Fifteen years ago, riots broke out in Los Angeles after four police officers -- accused of attacking black motorist Rodney King -- were aquitted in court.
Here is a timeline on the events, beginning with the King incident:
March 3, 1991 - Rodney King leads California High Patrol officers on a high-speed chase. Once stopped, King is pulled from the car and beat with a baton.
March 4, 1991 - Footage of the beating airs on television news programs worldwide. The next day, four officers are charged with assault and the use of excessive force.
March 26, 1991 - The officers enter a plea of "not guilty."
April 29, 1992 - More than a year later, the trial concludes and a white jury acquits the officers.
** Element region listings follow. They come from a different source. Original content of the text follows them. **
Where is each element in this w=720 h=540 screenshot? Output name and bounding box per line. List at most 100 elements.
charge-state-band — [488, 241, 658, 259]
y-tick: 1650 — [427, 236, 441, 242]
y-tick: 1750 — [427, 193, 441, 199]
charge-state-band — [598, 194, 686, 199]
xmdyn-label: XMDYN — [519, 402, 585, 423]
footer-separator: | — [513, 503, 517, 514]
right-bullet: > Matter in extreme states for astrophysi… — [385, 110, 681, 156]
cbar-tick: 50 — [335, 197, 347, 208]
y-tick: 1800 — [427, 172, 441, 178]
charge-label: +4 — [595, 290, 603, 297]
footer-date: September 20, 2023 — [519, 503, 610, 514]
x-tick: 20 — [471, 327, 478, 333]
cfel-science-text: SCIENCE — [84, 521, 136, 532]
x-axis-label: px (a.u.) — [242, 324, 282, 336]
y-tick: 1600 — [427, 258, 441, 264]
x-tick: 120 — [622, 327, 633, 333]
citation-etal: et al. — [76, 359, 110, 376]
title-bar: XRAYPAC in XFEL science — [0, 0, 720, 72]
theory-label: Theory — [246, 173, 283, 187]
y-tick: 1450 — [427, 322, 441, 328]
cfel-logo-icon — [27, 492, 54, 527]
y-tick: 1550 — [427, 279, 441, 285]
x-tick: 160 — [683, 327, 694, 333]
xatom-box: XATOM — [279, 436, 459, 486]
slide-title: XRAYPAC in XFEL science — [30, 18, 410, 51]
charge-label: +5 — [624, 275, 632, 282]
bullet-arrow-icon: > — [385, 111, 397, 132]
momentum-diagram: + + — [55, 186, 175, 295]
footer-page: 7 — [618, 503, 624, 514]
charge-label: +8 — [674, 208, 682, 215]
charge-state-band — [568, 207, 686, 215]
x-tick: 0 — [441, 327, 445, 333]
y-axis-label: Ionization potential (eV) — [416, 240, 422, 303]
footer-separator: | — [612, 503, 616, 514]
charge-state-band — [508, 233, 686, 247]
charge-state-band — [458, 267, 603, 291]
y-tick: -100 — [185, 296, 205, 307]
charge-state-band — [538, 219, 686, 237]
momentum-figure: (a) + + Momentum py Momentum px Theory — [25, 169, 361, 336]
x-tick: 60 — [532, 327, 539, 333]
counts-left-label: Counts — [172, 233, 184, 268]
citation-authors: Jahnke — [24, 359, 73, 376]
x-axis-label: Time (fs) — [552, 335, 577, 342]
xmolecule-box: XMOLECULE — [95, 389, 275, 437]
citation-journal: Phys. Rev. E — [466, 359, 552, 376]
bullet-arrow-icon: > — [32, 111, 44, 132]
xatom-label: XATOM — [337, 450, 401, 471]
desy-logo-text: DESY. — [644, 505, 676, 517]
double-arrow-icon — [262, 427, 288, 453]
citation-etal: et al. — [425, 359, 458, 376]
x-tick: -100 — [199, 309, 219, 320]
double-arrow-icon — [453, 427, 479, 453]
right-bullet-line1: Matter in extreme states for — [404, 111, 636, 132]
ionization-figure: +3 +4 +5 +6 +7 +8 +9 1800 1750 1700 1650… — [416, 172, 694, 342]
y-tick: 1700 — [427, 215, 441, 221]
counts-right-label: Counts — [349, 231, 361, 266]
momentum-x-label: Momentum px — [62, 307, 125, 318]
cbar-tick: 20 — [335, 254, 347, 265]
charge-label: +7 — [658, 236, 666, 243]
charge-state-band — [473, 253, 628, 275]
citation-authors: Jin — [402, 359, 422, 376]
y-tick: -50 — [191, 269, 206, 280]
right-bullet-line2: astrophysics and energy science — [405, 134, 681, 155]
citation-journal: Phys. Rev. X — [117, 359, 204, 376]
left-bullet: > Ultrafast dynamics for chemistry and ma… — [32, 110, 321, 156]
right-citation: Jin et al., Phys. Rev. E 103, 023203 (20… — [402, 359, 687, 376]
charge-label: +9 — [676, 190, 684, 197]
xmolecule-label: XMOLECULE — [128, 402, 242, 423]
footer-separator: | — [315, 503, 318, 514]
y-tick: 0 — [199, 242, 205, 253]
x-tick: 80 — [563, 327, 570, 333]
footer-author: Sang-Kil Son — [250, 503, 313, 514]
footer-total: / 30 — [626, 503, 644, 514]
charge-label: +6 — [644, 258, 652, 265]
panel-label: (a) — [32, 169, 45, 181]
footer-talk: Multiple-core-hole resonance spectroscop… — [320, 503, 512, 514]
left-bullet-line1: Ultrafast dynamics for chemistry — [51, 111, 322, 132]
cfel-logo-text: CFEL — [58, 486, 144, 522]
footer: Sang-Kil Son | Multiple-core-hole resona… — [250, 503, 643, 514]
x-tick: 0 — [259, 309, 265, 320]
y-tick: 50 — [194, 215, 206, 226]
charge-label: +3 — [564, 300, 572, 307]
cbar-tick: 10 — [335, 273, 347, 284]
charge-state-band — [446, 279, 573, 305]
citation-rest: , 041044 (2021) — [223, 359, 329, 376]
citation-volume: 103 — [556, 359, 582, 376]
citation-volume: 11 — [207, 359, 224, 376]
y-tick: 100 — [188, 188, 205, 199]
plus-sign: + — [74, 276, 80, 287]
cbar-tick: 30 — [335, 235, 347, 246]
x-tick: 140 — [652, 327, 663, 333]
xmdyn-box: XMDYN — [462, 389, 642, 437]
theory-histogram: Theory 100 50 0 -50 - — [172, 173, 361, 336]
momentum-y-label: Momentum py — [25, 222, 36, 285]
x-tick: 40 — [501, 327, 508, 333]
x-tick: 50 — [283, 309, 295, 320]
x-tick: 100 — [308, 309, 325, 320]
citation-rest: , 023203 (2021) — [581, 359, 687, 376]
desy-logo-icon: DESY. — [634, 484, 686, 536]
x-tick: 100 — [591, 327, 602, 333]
A group gathers at the intersection of Florence and Normandie Avenues in Los Angeles. Police retreat from the scene. A white truck driver, Reginald Denny, stops at a traffic light at the intersection. He is dragged from his vehicle and beaten by a group of black gang members. The whole scene is broadcast live thanks to news helicopters hovering overhead. Arsonists torch buildings and looting begins.
April 30, 1992 - Open gun battles occur as shop owners defend themselves from the looters. LA Mayor Tom Bradley declares a state of emergency and imposes a curfew. The National Guard is deployed.
May 1, 1992 - Rodney King goes on television and famously asks, "Can we get along?" That night President Bush addresses the nation from the Oval Office and outlines the federal response to the riots.
May 2, 1992 - Thousands of soldiers and Marines are deployed to disperse the crowds. LA begins to quiet down.
May 4, 1992 - Mayor Bradley lifts the curfew. Random incidents of violence continue, but the worst of the riots is over.
May 9, 1992 - Federal troops stand down.